Александр не сдвинулся с места.
— Мне нужно поговорить с Гладерикой. Я не знаю, почему вы не позволяете главному конструктору поговорить с испытателем летательного аппарата, но это просто абсурд!
— Может, не тебе решать, что абсурд, а что — нет? — уже не так уверенно спросил Гриша. — Конечно, в твоих словах есть здравое зерно. Однако я не могу позволить тебе войти и вмешаться в строго регламентированный радиоэфир просто по факту того, что ты являешься главным конструктором аэроплана.
— Знаете, что? — в тот момент Александр вёл себя совсем как капризный ребёнок. Аргументов больше у него не было. Вдруг дикое отчаяние овладело его разумом, и он, как покорная кукла, взял свою палку и хотел было направиться восвояси. Однако из палатки в тот момент вышел Стёпа.
— Я саботирую радиопереговоры, — отрезал он.
Александр ошарашенно посмотрел на него. Адлерберг был полон решимости. Его глаза строго и холодно смотрели на изумлённого Романа Ивановича и не менее удивлённого Гришу.
— Ах ты… — начал было Роман Иванович, но вдруг Гриша переменился в лице:
— Роман Иванович… Всегда, сколько вы меня помните, я выступал за здравые и полезные инициативы. И именно в этот момент я ходатайствую за Александра Стефенссона. Прошу вас пропустить его к радиоприёмнику и позволить ему вести радиопереговоры.
Роман Иванович полностью обомлел, а затем глубоко вздохнул:
— Вы, должно быть, все сговорились. Ну, а что я могу поделать с вами? Делайте, что хотите, — процедил сквозь зубы он и зашагал прочь.
Александр взглянул на Гришу с благодарностью.
— Спасибо тебе…
— Ненавижу, когда передо мной рассыпаются в благодарностях. Теперь ты можешь вести переговоры.
— Так точно! Стёпа, соедини меня, пожалуйста, с Гладерикой.
— Конечно, — кивнул тот и проследовал в палатку.
Из приёмника послышался шум, а затем Стёпа жестом пригласил Александра начать говорить. Тот, не медля, громко заговорил:
— Гладерика! Гладерика, как слышно? Это «Эдельвейс».
Сквозь ветер и помехи донёсся удивлённый голос девушки:
— Саша? Но как?
— Не ожидала, да? — рассмеялся Александр. — Всё-таки подпустили меня наблюдать за полётом моей птички. Как самочувствие, капитан?
— В норме, — уже спокойным голосом ответила Гладерика.
— Назови эшелон, Гладерика.
— Эшелон два-три. Как тебе такое, «Эдельвейс»?
— Да вы умнички!
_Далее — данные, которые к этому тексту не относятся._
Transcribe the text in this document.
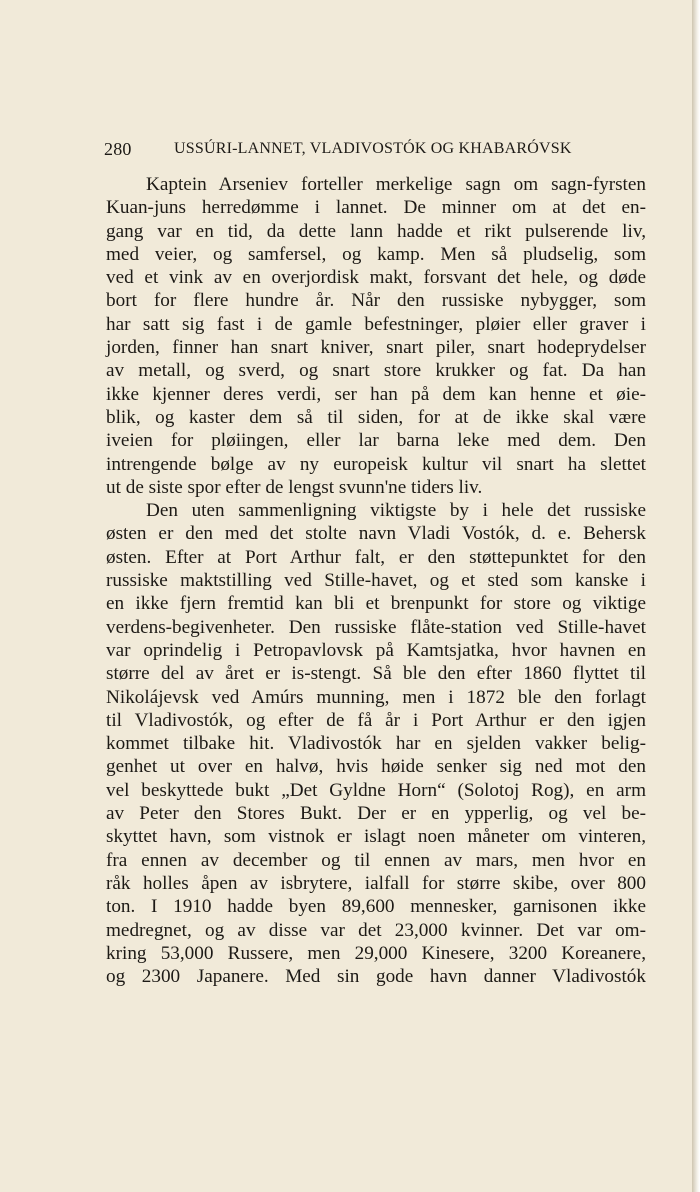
280	USSÚRI-LANNET, VLADIVOSTÓK OG KHABARÓVSK
Kaptein Arseniev forteller merkelige sagn om sagn-fyrsten
Kuan-juns herredømme i lannet. De minner om at det en-
gang var en tid, da dette lann hadde et rikt pulserende liv,
med veier, og samfersel, og kamp. Men så pludselig, som
ved et vink av en overjordisk makt, forsvant det hele, og døde
bort for flere hundre år. Når den russiske nybygger, som
har satt sig fast i de gamle befestninger, pløier eller graver i
jorden, finner han snart kniver, snart piler, snart hodeprydelser
av metall, og sverd, og snart store krukker og fat. Da han
ikke kjenner deres verdi, ser han på dem kan henne et øie-
blik, og kaster dem så til siden, for at de ikke skal være
iveien for pløiingen, eller lar barna leke med dem. Den
intrengende bølge av ny europeisk kultur vil snart ha slettet
ut de siste spor efter de lengst svunn'ne tiders liv.
Den uten sammenligning viktigste by i hele det russiske
østen er den med det stolte navn Vladi Vostók, d. e. Behersk
østen. Efter at Port Arthur falt, er den støttepunktet for den
russiske maktstilling ved Stille-havet, og et sted som kanske i
en ikke fjern fremtid kan bli et brenpunkt for store og viktige
verdens-begivenheter. Den russiske flåte-station ved Stille-havet
var oprindelig i Petropavlovsk på Kamtsjatka, hvor havnen en
større del av året er is-stengt. Så ble den efter 1860 flyttet til
Nikolájevsk ved Amúrs munning, men i 1872 ble den forlagt
til Vladivostók, og efter de få år i Port Arthur er den igjen
kommet tilbake hit. Vladivostók har en sjelden vakker belig-
genhet ut over en halvø, hvis høide senker sig ned mot den
vel beskyttede bukt „Det Gyldne Horn“ (Solotoj Rog), en arm
av Peter den Stores Bukt. Der er en ypperlig, og vel be-
skyttet havn, som vistnok er islagt noen måneter om vinteren,
fra ennen av december og til ennen av mars, men hvor en
råk holles åpen av isbrytere, ialfall for større skibe, over 800
ton. I 1910 hadde byen 89,600 mennesker, garnisonen ikke
medregnet, og av disse var det 23,000 kvinner. Det var om-
kring 53,000 Russere, men 29,000 Kinesere, 3200 Koreanere,
og 2300 Japanere. Med sin gode havn danner Vladivostók
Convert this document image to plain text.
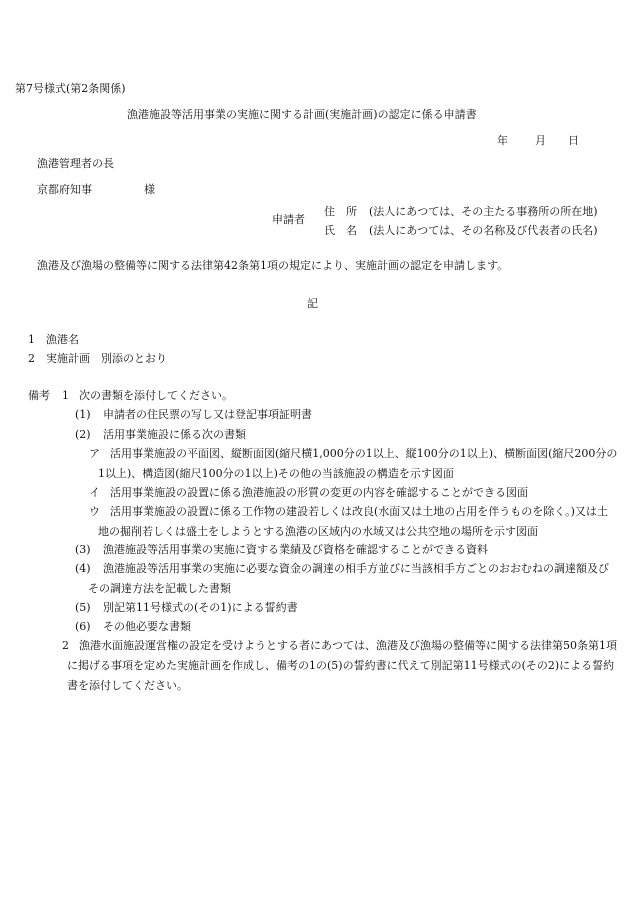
第7号様式(第2条関係)
漁港施設等活用事業の実施に関する計画(実施計画)の認定に係る申請書
年 月 日
漁港管理者の長
京都府知事	様
申請者
住　所 (法人にあつては、その主たる事務所の所在地)
氏　名 (法人にあつては、その名称及び代表者の氏名)
漁港及び漁場の整備等に関する法律第42条第1項の規定により、実施計画の認定を申請します。
記
1 漁港名
2 実施計画　別添のとおり
備考 1 次の書類を添付してください。
(1) 申請者の住民票の写し又は登記事項証明書
(2) 活用事業施設に係る次の書類
ア 活用事業施設の平面図、縦断面図(縮尺横1,000分の1以上、縦100分の1以上)、横断面図(縮尺200分の1以上)、構造図(縮尺100分の1以上)その他の当該施設の構造を示す図面
イ 活用事業施設の設置に係る漁港施設の形質の変更の内容を確認することができる図面
ウ 活用事業施設の設置に係る工作物の建設若しくは改良(水面又は土地の占用を伴うものを除く。)又は土地の掘削若しくは盛土をしようとする漁港の区域内の水域又は公共空地の場所を示す図面
(3) 漁港施設等活用事業の実施に資する業績及び資格を確認することができる資料
(4)	漁港施設等活用事業の実施に必要な資金の調達の相手方並びに当該相手方ごとのおおむねの調達額及びその調達方法を記載した書類
(5) 別記第11号様式の(その1)による誓約書
(6) その他必要な書類
2 漁港水面施設運営権の設定を受けようとする者にあつては、漁港及び漁場の整備等に関する法律第50条第1項に掲げる事項を定めた実施計画を作成し、備考の1の(5)の誓約書に代えて別記第11号様式の(その2)による誓約書を添付してください。
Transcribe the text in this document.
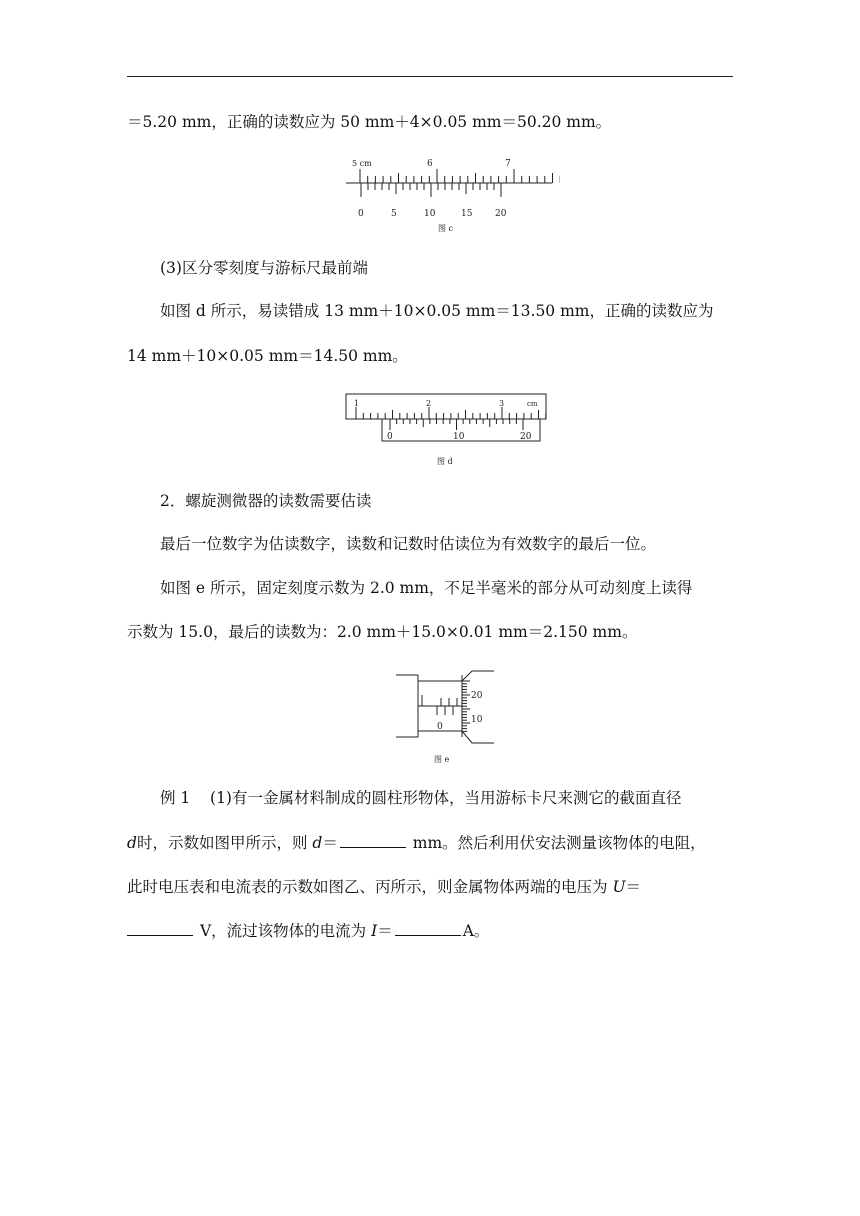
＝5.20 mm，正确的读数应为 50 mm＋4×0.05 mm＝50.20 mm。
5 cm	6	7
0	5	10	15	20
图 c
(3)区分零刻度与游标尺最前端
如图 d 所示，易读错成 13 mm＋10×0.05 mm＝13.50 mm，正确的读数应为
14 mm＋10×0.05 mm＝14.50 mm。
1	2	3	cm
0	10	20
图 d
2．螺旋测微器的读数需要估读
最后一位数字为估读数字，读数和记数时估读位为有效数字的最后一位。
如图 e 所示，固定刻度示数为 2.0 mm，不足半毫米的部分从可动刻度上读得
示数为 15.0，最后的读数为：2.0 mm＋15.0×0.01 mm＝2.150 mm。
0
20
10
图 e
例 1 (1)有一金属材料制成的圆柱形物体，当用游标卡尺来测它的截面直径
d时，示数如图甲所示，则 d＝	mm。然后利用伏安法测量该物体的电阻，
此时电压表和电流表的示数如图乙、丙所示，则金属物体两端的电压为 U＝
V，流过该物体的电流为 I＝	A。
И ты, и «Идиллия»!
Голос её успокаивал, лечил вскрытые ранее душевные раны. Впрочем, в тот же миг в палатку вновь ворвался Роман Иванович и заговорил:
— «Эдельвейс», довольно болтать. Не трать заряд рации. «Аурус», бери два-шесть, затем по спирали на снижение.
— Так точно, Роман Иванович, — ответила ему Гладерика. — Связь по глиссаде?